Thursday, January 04, 2007

Here's A Fun Game!

What is it?

a) Bowl full of mealworms ----> Seriously, that's your answer?
b) Fiber One cereal ----> Way to go, genius.

a) Bowl full of maggots ----> What the hell is wrong with you?
b) Puffed rice cereal ----> You're brilliant, have a gold star.

Now here's the million dollar question... Why the fuck do they have to make cereal that looks like insect larvae? Why God, Why?

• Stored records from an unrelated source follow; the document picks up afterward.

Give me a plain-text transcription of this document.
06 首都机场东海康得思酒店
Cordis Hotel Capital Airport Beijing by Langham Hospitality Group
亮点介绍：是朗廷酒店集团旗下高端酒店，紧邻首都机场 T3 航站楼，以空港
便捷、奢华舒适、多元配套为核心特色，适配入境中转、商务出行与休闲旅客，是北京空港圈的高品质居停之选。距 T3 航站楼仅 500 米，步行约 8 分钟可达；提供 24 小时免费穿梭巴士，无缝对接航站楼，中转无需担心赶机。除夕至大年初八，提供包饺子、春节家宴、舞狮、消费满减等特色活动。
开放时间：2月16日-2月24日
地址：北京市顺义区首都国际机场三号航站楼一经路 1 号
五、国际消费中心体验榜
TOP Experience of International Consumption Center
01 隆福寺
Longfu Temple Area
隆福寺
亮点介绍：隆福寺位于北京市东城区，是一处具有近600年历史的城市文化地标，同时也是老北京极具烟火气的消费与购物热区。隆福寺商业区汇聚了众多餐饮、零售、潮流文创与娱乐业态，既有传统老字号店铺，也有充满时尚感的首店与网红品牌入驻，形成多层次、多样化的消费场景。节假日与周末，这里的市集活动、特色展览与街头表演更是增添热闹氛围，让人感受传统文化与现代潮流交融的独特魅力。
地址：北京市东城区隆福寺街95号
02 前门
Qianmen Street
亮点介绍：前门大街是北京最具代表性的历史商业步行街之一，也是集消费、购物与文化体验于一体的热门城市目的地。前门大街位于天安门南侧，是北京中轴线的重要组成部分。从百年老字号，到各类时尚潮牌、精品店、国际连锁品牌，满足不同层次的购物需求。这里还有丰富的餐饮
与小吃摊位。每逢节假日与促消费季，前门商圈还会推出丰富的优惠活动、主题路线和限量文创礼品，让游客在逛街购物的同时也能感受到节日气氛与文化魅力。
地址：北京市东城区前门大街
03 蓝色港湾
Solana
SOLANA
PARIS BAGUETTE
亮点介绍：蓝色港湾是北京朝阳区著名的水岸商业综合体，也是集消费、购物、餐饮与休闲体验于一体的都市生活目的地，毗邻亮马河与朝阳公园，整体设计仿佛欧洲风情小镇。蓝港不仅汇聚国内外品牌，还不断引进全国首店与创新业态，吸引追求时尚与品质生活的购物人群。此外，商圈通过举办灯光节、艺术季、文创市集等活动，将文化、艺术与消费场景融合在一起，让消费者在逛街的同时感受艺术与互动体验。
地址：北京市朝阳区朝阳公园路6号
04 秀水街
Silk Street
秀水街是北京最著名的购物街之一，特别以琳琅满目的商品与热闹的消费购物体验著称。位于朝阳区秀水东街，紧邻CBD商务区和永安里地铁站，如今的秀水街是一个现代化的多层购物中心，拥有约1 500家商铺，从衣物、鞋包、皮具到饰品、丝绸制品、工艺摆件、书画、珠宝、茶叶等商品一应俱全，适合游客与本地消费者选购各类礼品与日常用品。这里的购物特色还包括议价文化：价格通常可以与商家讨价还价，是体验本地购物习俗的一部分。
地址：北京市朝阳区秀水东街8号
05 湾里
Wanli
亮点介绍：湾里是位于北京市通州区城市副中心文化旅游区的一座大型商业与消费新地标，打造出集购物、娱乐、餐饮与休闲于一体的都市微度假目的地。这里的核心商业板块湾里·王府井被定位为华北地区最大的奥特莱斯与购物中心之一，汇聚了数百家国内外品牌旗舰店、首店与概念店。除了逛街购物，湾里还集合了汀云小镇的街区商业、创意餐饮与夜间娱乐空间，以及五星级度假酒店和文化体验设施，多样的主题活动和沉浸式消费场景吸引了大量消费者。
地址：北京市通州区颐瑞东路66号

Another Day, Another Thing To Add To My List Of Shit I Didn't Get Done

I'm not one for making New Year's resolutions, especially lists. I find it normally turns into a list of shame. Shit I said I wanted to do and didn't, changes I was going to make but was to lazy to, shit I said I was going to stop doing but, hell, who am I kidding, just love to damned much to stop.
I usually do have a mental list of shit I really should accomplish by next year. It's nothing to binding, just shit I probably should do, if I have time. Stuff like finishing the kitchen. That's a big one this year. (though with the new counters I got for Christmas that one should get done fairly soon.)
There is, however, one list that has been growing over this last year, permanently attatched to my fridge. Someone had once given me a "to do" list type pad of paper, and this is what it turned in to...

Gwenhwyfar's "to do" list

- Create evil empire
- Take over world
- Hire Naiomi as evil advisor
- Kill enemies
- Kill advisors
- Write memoirs
- Bake christmas cookies
- Feed orphans...
- To lions
- Renew subscription to Evil Overlord Weekly and People
- Adopt a new, more positive attitude... toward DESTRUCTION!

Hopefully I can scratch a few of those things off by next year.